The proposed major energy project is one of several that have been made on or affecting Navajo land in recent years by energy speculators.
Delores Wilson-Aguirre, co-founder of the Navajo led grassroots group Save the Confluence, has led petition efforts against a project proposed by Pumped Hydro Storage LLC to build a dam on Navajo Nation land on a tributary of the Little Colorado River. She has served as a community organizer in the campaign against the Black Mesa Storage Project.
Opposition to the project is based on similar concerns that the project would require huge amounts of water resources on Navajo land for outside use and interests, and that developers have shirked consulting and engaging with community members. Two other proposed dam project proposals on the Little Colorado River were withdrawn in response to opposition urging Ferc to deny preliminary permit applications.
“We’ve dealt with developers before and it’s the same scheme they use. Mainly jobs because we dealt with the project in our area, the Little Colorado River. They didn’t listen to the people,” Wilson-Aguirre told the Guardian. “It’s just a scam all around. We’ve dealt with it firsthand and there is another company trying to come on to our side of the canyon, and they’re just kind of eyeing what’s going on with the Black Mesa Project.”
Payre, the CEO of Nature and People First, claimed critics of the project are mischaracterizing the scope of the proposal and that he doesn’t understand the opposition to it.
“We’re completely in compliance with their mission statement for which they’re raising money, for which they are even giving IRS benefits to the people who give them this money and in spite of that, they still disagree with us.
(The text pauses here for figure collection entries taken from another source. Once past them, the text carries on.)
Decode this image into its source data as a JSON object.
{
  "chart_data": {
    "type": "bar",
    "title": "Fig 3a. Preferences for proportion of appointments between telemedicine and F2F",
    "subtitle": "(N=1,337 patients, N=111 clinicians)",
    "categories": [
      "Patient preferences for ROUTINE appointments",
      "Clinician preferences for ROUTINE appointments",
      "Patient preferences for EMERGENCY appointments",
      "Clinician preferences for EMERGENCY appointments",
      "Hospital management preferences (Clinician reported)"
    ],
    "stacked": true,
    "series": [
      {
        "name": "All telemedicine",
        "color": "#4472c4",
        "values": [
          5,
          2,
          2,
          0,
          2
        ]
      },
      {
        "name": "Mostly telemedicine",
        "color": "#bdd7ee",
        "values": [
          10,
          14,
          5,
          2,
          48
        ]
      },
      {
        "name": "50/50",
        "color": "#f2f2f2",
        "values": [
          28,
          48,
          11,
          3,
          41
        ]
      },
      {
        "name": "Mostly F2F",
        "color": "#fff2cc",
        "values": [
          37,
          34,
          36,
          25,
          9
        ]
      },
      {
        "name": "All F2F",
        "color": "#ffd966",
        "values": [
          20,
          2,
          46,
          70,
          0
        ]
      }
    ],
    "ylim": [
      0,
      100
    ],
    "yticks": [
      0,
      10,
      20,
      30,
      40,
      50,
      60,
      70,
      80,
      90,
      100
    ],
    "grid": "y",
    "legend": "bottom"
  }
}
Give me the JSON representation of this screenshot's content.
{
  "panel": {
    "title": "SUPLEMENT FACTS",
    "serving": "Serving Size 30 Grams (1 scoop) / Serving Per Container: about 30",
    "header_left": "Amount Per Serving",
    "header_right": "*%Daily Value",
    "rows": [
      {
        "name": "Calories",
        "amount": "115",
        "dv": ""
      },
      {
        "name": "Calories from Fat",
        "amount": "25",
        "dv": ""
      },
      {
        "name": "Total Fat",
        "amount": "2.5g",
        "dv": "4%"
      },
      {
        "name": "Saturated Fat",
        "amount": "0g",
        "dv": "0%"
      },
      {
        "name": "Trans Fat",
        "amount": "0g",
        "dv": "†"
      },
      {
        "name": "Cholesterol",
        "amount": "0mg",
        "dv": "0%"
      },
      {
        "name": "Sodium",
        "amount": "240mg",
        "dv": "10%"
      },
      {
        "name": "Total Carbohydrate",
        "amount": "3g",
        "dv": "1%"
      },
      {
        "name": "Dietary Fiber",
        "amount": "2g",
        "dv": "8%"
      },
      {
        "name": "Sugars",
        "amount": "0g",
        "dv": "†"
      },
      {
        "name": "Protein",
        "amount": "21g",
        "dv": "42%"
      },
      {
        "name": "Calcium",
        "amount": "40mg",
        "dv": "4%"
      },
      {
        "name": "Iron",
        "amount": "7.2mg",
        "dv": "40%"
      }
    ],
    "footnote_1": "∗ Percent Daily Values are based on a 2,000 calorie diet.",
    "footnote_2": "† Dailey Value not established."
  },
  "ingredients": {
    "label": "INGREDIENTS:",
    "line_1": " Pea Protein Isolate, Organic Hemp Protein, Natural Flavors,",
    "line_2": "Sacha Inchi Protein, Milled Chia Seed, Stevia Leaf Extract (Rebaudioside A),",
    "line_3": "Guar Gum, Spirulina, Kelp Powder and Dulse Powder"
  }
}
So frankly we do not understand what else we need to do at this point in time,” said Payre. “I think people are realizing that they’re not reasonable and that they’re essentially opposing a very reasonable clean energy project.”
He said if the Ferc approves the surveying permits, it will take several years and a $60m investment to qualify the project for the next approval process steps and claimed the project will be economically beneficial to the Navajo Nation, producing 1,000 jobs during construction and 100 jobs permanently.
“This water infrastructure will be made available to our nation and to the local chapters to help them with grazing, to help them with agriculture. So that would be very significant positive benefits for local communities, to help them essentially get out of poverty,” added Payre.